The Senate voted last night to replenish the Highway Trust Fund through next spring and then ran for the exits for a recess. The vote on the highway bill was 81 to 13.
“We once had leaders, and you know what those leaders used to do?” Sen. John McCain (R-Ariz.) asked before the final Senate votes on the highway funding bill and a veterans’ health care bill, according to The New York Times. “They’d say, ‘We’re going to take up legislation, and we’re going to work through it.’ For 30 years, that’s how I’ve watched the United States Senate function.”
The Senate gave in to the House’s demand for an $11 billion financing maneuver, known as “pension smoothing,” to avoid tax increases. Under pension smoothing, corporations can set aside less money for pensions, a trick that will increase profits and raise business tax receipts.
“The highway bill is good news-bad news,” said Sen. Angus King (I-Maine). “The good news is, we did something. The bad news is, it was the 11th punt in the last six years and showed an inability to face a real problem and deal with it.”
"The good news is that Congress has avoided bankrupting the Highway Trust Fund,” Secretary of Transportation Anthony Foxx responded to the Senate’s vote in a statement. “The bad news is that there is still no long-term certainty, and this latest Band-Aid expires right as the next construction season begins.”
“We commend the House and Senate for preserving the continuity of federal highway and transit funding to the states with a short-term revenue patch,” was the response of the American Road & Transportation Builders Association. “That, no doubt, temporarily saved many Americans their jobs. We want to be clear, however, that we find no reason for anyone to celebrate what amounts to a last-minute first-down pass.
“It is incumbent on the Congress to now focus full-bore on the end zone—enacting a long-term, sustainable revenue solution for the Highway Trust Fund before the end of this year.

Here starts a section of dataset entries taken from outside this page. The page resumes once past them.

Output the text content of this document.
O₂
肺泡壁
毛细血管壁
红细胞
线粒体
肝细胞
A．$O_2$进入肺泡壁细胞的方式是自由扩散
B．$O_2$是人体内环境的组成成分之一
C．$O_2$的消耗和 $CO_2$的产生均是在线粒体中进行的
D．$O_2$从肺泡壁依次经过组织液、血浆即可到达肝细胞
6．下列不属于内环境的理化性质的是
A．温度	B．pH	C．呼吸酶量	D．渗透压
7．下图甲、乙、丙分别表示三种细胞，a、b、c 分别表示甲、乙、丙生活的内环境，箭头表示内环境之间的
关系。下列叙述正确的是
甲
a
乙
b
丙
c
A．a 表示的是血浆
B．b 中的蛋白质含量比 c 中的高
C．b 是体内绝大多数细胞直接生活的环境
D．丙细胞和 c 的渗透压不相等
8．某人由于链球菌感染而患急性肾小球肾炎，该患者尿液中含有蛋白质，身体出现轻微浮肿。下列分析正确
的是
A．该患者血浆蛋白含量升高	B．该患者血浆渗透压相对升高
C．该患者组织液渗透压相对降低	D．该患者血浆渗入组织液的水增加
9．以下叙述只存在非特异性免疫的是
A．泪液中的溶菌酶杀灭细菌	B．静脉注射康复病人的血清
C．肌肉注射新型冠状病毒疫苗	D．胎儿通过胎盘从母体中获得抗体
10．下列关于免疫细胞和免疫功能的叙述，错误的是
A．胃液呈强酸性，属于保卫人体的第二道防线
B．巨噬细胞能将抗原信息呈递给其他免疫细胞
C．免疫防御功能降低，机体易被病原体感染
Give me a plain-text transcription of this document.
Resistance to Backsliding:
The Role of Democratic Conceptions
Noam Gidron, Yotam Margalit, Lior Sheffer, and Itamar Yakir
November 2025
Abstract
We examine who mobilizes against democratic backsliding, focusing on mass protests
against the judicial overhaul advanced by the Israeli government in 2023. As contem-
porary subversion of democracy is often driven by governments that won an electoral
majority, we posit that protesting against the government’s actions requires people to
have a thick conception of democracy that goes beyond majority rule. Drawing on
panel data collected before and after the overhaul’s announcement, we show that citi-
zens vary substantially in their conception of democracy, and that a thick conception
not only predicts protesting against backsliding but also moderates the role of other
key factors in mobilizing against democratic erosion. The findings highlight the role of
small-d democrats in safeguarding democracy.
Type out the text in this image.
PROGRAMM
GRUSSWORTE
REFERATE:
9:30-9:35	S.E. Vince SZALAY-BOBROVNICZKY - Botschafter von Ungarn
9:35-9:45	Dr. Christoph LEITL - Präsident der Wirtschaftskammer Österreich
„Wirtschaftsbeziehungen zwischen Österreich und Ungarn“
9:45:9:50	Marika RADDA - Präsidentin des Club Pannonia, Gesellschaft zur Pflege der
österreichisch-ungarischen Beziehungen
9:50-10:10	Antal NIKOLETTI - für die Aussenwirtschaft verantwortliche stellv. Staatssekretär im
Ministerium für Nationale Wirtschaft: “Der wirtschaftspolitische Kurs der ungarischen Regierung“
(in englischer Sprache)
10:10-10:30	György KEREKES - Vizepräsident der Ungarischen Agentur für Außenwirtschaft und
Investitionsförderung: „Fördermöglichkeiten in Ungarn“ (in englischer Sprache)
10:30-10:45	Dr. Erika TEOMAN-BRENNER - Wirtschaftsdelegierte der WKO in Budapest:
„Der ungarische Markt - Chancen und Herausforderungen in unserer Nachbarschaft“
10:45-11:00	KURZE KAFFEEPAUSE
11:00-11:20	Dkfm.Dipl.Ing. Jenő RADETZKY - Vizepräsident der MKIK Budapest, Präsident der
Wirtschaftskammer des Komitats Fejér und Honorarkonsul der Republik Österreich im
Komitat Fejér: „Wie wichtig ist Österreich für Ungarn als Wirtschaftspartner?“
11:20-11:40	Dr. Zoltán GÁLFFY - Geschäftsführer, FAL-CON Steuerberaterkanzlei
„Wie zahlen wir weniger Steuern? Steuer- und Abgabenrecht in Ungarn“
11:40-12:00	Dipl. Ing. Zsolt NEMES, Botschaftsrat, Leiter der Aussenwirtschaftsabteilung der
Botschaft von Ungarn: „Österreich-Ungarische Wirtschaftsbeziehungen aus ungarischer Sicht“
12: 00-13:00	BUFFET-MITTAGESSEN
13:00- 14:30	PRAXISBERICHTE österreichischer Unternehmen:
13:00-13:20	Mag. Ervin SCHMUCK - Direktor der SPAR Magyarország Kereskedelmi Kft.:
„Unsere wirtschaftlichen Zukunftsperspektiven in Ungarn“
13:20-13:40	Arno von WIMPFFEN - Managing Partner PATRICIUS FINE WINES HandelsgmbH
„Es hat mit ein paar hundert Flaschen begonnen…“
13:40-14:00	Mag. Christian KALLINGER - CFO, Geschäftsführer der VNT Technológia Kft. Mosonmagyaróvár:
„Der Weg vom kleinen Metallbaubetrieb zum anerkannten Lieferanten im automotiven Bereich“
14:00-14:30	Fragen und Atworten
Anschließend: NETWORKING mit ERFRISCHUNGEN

That will allow the Congress to then focus on developing and passing a long-term surface transportation program reauthorization bill before the eight-month May extension deadline that was just set expires. There is no reason why a funding solution needs to wait for a reauthorization bill. That’s putting the cart before the horse.
“Otherwise, we’ll no doubt see a repeat of this same process next spring with yet another package of budget gimmicks while the 2015 construction season hangs in the balance.
“Americans deserve better than this on a core responsibility of the federal government.”